1st Quarter 2025 Summary

  • Net sales of $576.8 million, a 2% decrease compared to the first quarter of 2024, versus light vehicle production that was down 3% quarter over quarter in the Company's primary markets

  • Gross profit margin of 33.2%, an increase of 70 basis points from the fourth quarter of 2024

  • Income from operations of $113.0 million

  • Net income of $94.9 million

  • Earnings per diluted share of $0.42, a decrease of 11% from the first quarter of 2024

  • 3.1 million shares repurchased during the quarter

For the first quarter of 2025, the Company reported net sales of $576.8 million, compared to net sales of $590.2 million in the first quarter of 2024. For the first quarter of 2025, global light vehicle production increased by approximately 1%, compared to the first quarter of 2024, but decreased 3% quarter over quarter in the Company's primary markets of North America, Europe, and Japan/Korea. "During the first quarter of 2025, trim-mix within the light vehicle production build weakened versus forecast across all major regions, but especially in our primary markets. The trim-mix impacted take rates for several features, but especially exterior mirror unit shipments, which were 15% down quarter over quarter in North America, and 8% internationally,” said Gentex President and CEO, Steve Downing. “Overall, the weakness resulted in a shortfall of expected sales of approximately $25 - $30 million for the quarter," commented Downing.

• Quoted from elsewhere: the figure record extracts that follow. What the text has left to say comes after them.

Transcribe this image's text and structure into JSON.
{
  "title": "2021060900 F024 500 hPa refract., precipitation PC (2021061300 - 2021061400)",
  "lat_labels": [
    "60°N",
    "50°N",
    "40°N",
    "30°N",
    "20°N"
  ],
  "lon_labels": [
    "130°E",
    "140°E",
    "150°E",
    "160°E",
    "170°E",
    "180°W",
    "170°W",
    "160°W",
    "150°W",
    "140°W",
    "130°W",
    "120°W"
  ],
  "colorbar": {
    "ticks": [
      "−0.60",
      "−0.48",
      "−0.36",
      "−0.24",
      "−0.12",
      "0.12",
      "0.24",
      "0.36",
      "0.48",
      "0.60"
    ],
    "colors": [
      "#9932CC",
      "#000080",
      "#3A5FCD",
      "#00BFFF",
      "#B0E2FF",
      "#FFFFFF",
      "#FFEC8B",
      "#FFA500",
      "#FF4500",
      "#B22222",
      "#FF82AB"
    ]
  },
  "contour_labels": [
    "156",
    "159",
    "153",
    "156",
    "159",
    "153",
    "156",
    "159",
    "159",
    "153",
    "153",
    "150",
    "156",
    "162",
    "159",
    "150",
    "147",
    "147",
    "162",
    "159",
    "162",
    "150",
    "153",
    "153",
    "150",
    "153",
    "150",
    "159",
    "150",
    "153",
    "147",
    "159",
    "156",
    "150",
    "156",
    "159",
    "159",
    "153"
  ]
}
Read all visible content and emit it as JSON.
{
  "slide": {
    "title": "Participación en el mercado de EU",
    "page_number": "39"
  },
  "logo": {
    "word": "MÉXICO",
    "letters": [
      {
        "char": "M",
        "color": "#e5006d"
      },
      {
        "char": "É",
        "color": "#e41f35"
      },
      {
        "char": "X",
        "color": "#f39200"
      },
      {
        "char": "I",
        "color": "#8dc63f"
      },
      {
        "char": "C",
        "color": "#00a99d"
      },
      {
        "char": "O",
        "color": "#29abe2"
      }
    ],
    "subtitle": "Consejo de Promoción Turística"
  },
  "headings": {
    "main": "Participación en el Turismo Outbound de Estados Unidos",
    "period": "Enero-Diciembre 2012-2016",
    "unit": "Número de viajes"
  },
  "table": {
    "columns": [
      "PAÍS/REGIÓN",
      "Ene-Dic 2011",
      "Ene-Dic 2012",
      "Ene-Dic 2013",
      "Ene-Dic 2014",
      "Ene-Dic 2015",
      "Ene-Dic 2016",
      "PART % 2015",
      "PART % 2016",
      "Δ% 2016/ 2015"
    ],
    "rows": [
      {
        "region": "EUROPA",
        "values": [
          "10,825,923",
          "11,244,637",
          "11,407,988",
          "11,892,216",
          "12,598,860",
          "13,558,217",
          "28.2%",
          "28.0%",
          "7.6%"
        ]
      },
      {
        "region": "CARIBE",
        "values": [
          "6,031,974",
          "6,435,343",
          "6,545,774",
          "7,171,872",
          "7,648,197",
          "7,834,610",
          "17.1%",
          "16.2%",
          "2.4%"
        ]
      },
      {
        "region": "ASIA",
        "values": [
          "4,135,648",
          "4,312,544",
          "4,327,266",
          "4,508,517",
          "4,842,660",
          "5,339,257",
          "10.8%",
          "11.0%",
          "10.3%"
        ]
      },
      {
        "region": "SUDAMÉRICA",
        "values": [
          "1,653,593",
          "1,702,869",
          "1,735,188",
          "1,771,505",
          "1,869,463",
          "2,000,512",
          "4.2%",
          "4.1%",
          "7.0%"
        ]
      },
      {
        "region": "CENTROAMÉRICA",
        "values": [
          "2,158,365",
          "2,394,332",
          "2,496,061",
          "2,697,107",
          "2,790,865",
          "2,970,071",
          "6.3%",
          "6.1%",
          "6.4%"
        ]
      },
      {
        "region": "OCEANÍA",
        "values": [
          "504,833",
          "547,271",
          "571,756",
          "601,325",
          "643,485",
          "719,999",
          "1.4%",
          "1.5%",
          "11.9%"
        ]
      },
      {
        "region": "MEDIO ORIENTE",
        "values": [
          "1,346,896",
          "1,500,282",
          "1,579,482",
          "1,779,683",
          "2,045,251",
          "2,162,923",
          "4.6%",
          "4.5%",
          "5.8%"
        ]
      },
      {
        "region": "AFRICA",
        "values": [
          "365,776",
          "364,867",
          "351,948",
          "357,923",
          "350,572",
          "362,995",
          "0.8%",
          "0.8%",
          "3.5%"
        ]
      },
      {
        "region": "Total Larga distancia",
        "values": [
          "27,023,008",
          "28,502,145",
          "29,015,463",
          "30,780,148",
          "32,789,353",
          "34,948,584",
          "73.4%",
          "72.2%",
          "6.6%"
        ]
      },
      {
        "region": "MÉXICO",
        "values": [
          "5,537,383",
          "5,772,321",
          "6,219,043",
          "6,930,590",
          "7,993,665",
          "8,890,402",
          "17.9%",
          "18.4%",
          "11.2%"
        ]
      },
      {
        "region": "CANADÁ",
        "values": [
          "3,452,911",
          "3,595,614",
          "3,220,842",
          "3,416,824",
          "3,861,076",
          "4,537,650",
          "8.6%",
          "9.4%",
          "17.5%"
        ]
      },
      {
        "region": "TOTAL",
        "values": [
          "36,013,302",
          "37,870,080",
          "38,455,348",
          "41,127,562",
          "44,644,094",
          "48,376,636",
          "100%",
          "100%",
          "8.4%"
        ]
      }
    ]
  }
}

For the first quarter of 2025, the gross margin was 33.2%, compared to a gross margin of 34.3% for the first quarter of 2024. Compared to the first quarter of 2024, the gross margin declined as a result of lower revenue, unfavorable product mix, and new tariff costs in the first quarter of 2025. Sequentially, the gross margin improved by 70 basis points, as a result of purchasing cost reductions and higher sales levels versus the fourth quarter of 2024. "Overall, despite the lower than forecasted revenue and the weaker than anticipated mix, our sequential margin improvement in the first quarter resulted in a solid start to this calendar year. In addition to the revenue headwinds, the gross margin was also impacted by new tariff expenses of approximately $650,000 in the quarter. We remain committed to the cost improvement initiatives already underway, and we are actively expanding this program to help identify additional efficiencies to help offset the margin pressures that are likely to be created due to the pending tariff impacts,” said Downing.